Understand the relationship scheme as a model based on the coordination of functions and activities; in leadership and competency management; mutual trust; as well as the traction capacity of the different members of the project. A lot of consultant words but that can be perfectly articulable.

CO-RESPONSIBLE

Make the project an example of social participation and collective co-responsibility where people assume ultimate responsibility and decision-making capacity within the scope of their competencies and where societal participation corresponds directly to each one’s commitment to the project. Being co-responsible is not sharing responsibilities but it means that I take responsibility for my part and, simultaneously, for the whole.

COMMIT

Commit to the development of activities with disadvantaged sectors of our society and with developing countries.
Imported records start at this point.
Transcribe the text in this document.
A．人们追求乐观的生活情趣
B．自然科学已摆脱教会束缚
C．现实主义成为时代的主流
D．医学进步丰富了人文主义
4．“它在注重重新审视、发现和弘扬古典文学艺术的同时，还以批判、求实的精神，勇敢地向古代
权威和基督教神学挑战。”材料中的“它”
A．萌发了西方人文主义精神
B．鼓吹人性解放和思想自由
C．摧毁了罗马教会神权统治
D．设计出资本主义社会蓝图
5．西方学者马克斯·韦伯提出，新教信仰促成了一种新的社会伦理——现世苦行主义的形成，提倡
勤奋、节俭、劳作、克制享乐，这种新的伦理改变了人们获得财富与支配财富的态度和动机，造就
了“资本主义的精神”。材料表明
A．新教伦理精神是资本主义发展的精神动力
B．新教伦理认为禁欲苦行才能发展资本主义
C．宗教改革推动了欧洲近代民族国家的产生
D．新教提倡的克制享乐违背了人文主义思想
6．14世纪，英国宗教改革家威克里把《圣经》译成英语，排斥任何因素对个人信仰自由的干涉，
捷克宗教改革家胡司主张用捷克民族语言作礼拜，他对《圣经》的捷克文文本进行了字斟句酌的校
Putting a figure on this is perhaps in bad taste, but a naider reference can be 1% of net billing.

CO-GUARANTEE

Guarantee the personal and professional development of each and every one of the members of the project, as well as quality levels of employment and working conditions that are not only decent but comparable to those existing in the most socially advanced European regions.

COMPETE

A business project is also based on competition. In the end, you are also governed by market rules and you compete in that market. If you only build a world of illusions and good manners and you strip it of that more mercantilist component, you may also end up failing because the market is the one that distributes the cash flows.

COMMUNICATE

Open the project windows. Internal transparency and external communication, specifically ensuring a significant presence of the project on the Internet.

Well, I already have. There is the i-Co model (or the naider model, as you prefer) that some of us are also extending to other companies and projects. In reality, it is more than a model, it is a process and more than a manual, it is a summary with some keys that in the naider framework have turned out to be valid. This set of keys leaves out a lot and isn’t a roadmap for almost anything. It is simply a way of guiding the construction of a business project that has worked very well in good times but unfortunately we have had to experience that it has also been effective in the most delicate moments.